Kloß im Hals

Hallo,
nachdem ich seit letztem Jahr Dezember eine unerklärliche Allergie habe, jucken an sämtlichen Stellen des Körpers (habe schon im Dez.03 hier angefragt)keine speziellen Stellen, wechselt sich ab, habe ich nun seit 4,5 Wochen das Gefühl ich hätte Haare oder ein Stück Watte im Hals. Es beeinträchtigt weder das Schlucken, noch tut es weh, es ist nur unangenehm, ich versuche es ständig runterzuschlucken, ohne Erfolg.
Der HNO sieht und findet nichts, meint es könnte psychosomatisch (ein Problem was mir im Hals stecken geblieben wäre) oder vom Magen sein.
Eine Überweisung zur Magenspiegelung habe ich schon in der Tasche.
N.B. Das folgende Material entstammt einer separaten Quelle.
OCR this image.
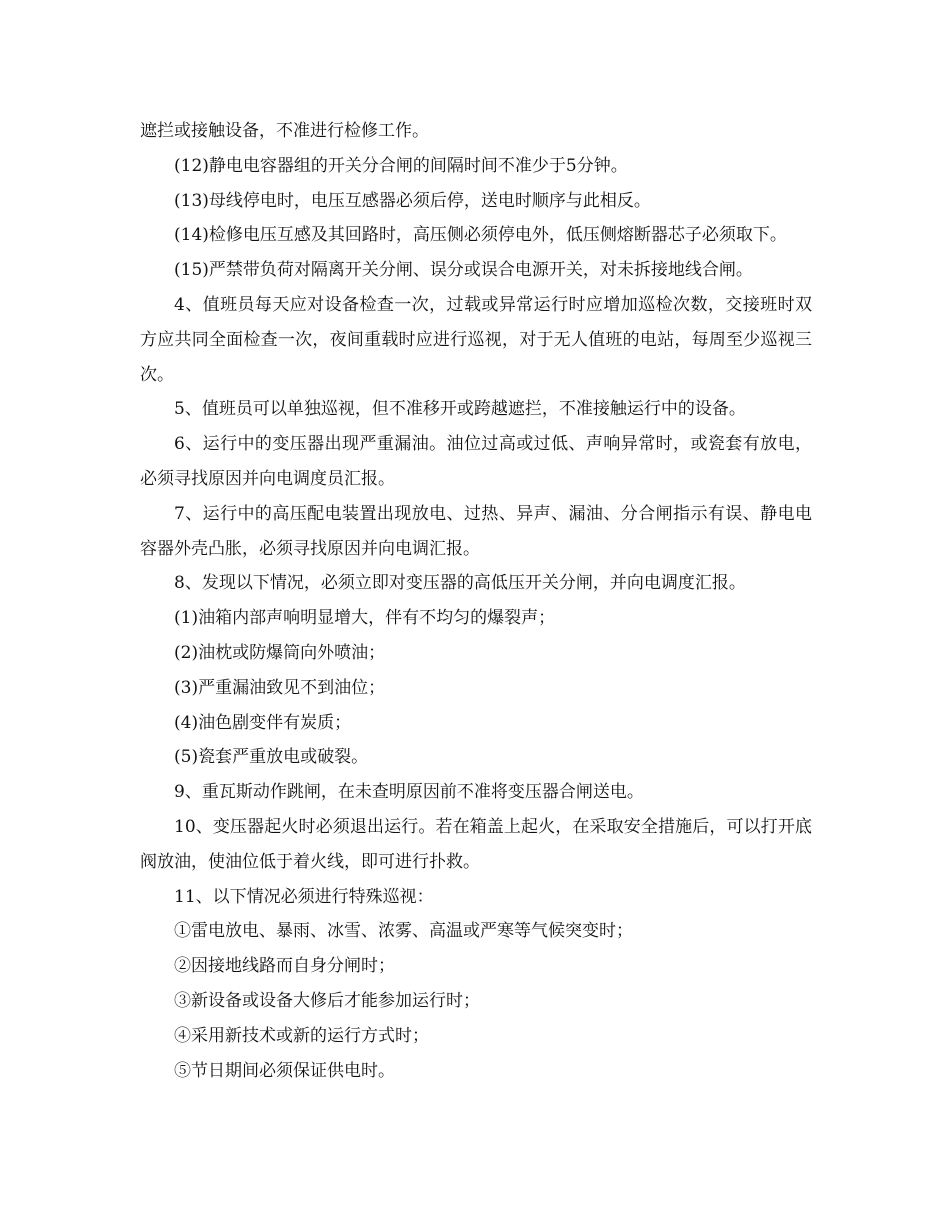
遮拦或接触设备，不准进行检修工作。

(12)静电电容器组的开关分合闸的间隔时间不准少于5分钟。

(13)母线停电时，电压互感器必须后停，送电时顺序与此相反。

(14)检修电压互感及其回路时，高压侧必须停电外，低压侧熔断器芯子必须取下。

(15)严禁带负荷对隔离开关分闸、误分或误合电源开关，对未拆接地线合闸。

4、值班员每天应对设备检查一次，过载或异常运行时应增加巡检次数，交接班时双方应共同全面检查一次，夜间重载时应进行巡视，对于无人值班的电站，每周至少巡视三次。

5、值班员可以单独巡视，但不准移开或跨越遮拦，不准接触运行中的设备。

6、运行中的变压器出现严重漏油。油位过高或过低、声响异常时，或瓷套有放电，必须寻找原因并向电调度员汇报。

7、运行中的高压配电装置出现放电、过热、异声、漏油、分合闸指示有误、静电电容器外壳凸胀，必须寻找原因并向电调汇报。

8、发现以下情况，必须立即对变压器的高低压开关分闸，并向电调度汇报。

(1)油箱内部声响明显增大，伴有不均匀的爆裂声；

(2)油枕或防爆筒向外喷油；

(3)严重漏油致见不到油位；

(4)油色剧变伴有炭质；

(5)瓷套严重放电或破裂。

9、重瓦斯动作跳闸，在未查明原因前不准将变压器合闸送电。

10、变压器起火时必须退出运行。若在箱盖上起火，在采取安全措施后，可以打开底阀放油，使油位低于着火线，即可进行扑救。

11、以下情况必须进行特殊巡视：

①雷电放电、暴雨、冰雪、浓雾、高温或严寒等气候突变时；

②因接地线路而自身分闸时；

③新设备或设备大修后才能参加运行时；

④采用新技术或新的运行方式时；

⑤节日期间必须保证供电时。
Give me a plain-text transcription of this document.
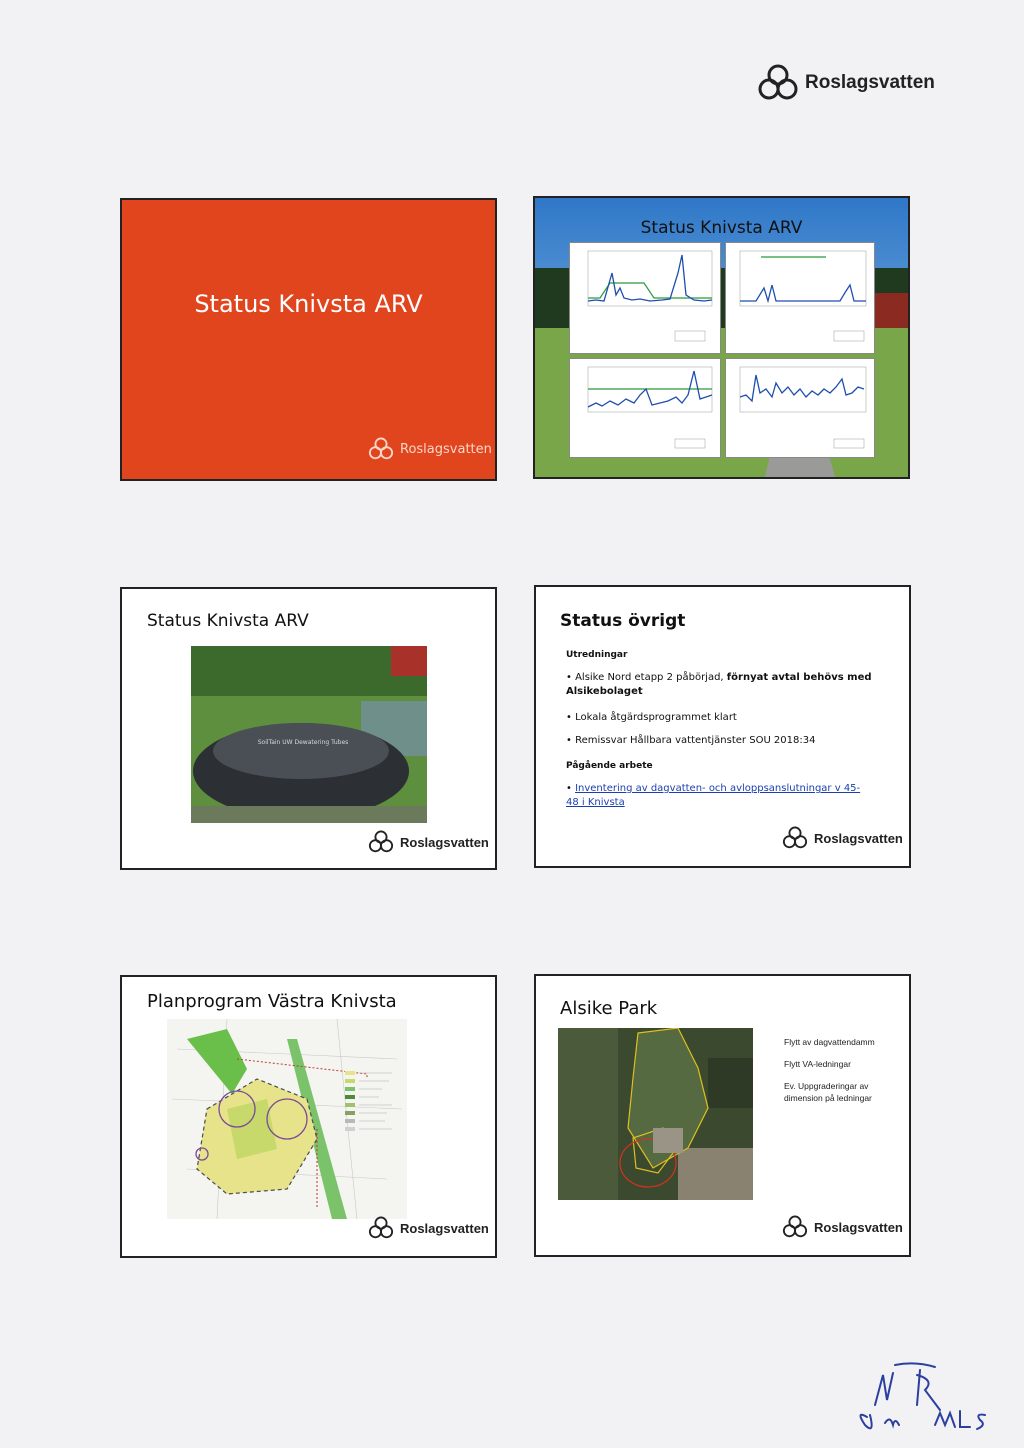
Roslagsvatten
Status Knivsta ARV
Roslagsvatten
Status Knivsta ARV
Status Knivsta ARV
SoilTain UW Dewatering Tubes
Roslagsvatten
Status övrigt
Utredningar
• Alsike Nord etapp 2 påbörjad, förnyat avtal behövs med Alsikebolaget
• Lokala åtgärdsprogrammet klart
• Remissvar Hållbara vattentjänster SOU 2018:34
Pågående arbete
• Inventering av dagvatten- och avloppsanslutningar v 45-48 i Knivsta
Roslagsvatten
Planprogram Västra Knivsta
Roslagsvatten
Alsike Park
Flytt av dagvattendamm
Flytt VA-ledningar
Ev. Uppgraderingar av dimension på ledningar
Roslagsvatten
Vielleicht hat ja hier einer eine Idee was es denn sein könnte.

Es war übrigens vor 4,5 Wochen erst auf der linken Seite ein Finger breit über dem Kehlkopf, nun ist es auf beiden Seiten, ein Finger breit über dem Kehlkopf, ich habe das Gefühl es breitet sich aus.

:heart: lichen Dank für Tipps
Caschmi

Hallo Caschmi

nachdem ich seit letztem Jahr Dezember eine unerklärliche
Allergie habe, jucken an sämtlichen Stellen des Körpers (habe
schon im Dez.03 hier angefragt)keine speziellen Stellen,
wechselt sich ab, habe ich nun seit 4,5 Wochen das Gefühl ich
hätte Haare oder ein Stück Watte im Hals.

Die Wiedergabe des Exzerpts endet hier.